To many in the assembly that scene was often present in their after lives. When they opened their eyes to the light of morning they saw its glow once more on the bewildered faces of the Sanhedrim; on the displeasure, mingled with wonder and admiration, that ruffled the austere brow of Matthias; on the downward scowl that betrayed how shame and fear were torturing John of Gischala; on the clear-cut figures of the young men he had marshalled, girded and ready for their cruel office; on Esca’s towering frame, haughty and undaunted still; on Mariamne’s drooping form, and pale patient face; above all, on the smile that illumined the countenance of Calchas, standing there in his bonds, so venerable, and meek, and happy, now turning to encourage his companions in affliction, now raising his eyes thankfully to heaven, his whole form irradiated the while by a flood of light, that seemed richer and more lustrous than the glow of the morning sun.
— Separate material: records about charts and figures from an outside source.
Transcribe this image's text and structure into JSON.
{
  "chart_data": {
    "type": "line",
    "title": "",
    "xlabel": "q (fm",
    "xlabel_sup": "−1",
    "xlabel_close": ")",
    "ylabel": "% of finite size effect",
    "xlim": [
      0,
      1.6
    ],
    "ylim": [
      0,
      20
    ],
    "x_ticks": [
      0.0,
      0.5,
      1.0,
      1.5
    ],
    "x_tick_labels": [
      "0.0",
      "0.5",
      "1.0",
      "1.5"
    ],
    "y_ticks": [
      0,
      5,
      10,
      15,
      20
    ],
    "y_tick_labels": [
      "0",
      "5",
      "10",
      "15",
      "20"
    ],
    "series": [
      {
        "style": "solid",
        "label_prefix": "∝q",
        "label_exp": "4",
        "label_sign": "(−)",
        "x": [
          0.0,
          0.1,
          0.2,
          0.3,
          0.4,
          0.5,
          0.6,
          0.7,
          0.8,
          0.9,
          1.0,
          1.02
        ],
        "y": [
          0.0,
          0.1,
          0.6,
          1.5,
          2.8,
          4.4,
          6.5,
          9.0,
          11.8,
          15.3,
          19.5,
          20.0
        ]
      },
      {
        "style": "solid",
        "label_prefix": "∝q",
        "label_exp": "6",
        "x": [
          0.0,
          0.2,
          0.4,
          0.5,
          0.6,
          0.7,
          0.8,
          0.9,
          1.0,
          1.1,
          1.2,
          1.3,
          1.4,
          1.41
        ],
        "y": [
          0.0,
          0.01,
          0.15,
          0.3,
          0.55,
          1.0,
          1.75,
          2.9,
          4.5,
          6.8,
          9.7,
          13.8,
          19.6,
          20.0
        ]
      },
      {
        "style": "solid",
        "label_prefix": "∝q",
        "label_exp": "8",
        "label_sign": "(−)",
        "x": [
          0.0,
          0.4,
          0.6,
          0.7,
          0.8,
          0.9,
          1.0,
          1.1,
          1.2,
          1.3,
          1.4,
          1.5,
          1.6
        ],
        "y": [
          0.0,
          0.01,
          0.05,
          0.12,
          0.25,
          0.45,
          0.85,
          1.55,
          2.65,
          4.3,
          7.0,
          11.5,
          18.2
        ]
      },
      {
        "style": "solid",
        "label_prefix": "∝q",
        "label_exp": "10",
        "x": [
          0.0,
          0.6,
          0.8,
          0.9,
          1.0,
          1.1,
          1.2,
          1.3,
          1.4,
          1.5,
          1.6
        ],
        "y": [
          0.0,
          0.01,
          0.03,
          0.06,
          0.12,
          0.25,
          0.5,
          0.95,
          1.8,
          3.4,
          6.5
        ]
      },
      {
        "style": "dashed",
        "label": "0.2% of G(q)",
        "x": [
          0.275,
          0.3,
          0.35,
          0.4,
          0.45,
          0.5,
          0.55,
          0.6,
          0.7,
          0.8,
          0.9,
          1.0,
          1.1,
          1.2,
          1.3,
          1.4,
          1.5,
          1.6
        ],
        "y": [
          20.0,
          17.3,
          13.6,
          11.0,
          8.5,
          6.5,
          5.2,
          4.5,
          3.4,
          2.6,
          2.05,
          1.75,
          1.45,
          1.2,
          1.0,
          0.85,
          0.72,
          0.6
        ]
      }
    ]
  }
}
But while the prophet, thus tranquillised and silenced by [pg 434]the rebuke he had provoked, sat muttering and brooding amongst his dying embers on the floor; while the Sanhedrim, with their Nasi, stood aghast; while John of Gischala gnawed his lip in impatient vindictive hatred; and the young men gathered closer round their victims, as the wolves gather in upon their prey,—Mariamne raised her head from Esca’s breast, and, pushing the hair back from her ears and temples, stood for an instant erect and motionless, with every faculty absorbed in the one sense of listening. Then she turned her flashing eyes, lit up with great hope and triumph, yet not untinged by wistful mournful tenderness, upon the Briton’s face, and sobbed in broken accents, between tears and laughter—
“Saved! Saved! beloved. And by my hand, though lost to me!”
Sharpened by intense affection, her ear alone had caught the distant note of the Roman trumpets sounding for the assault.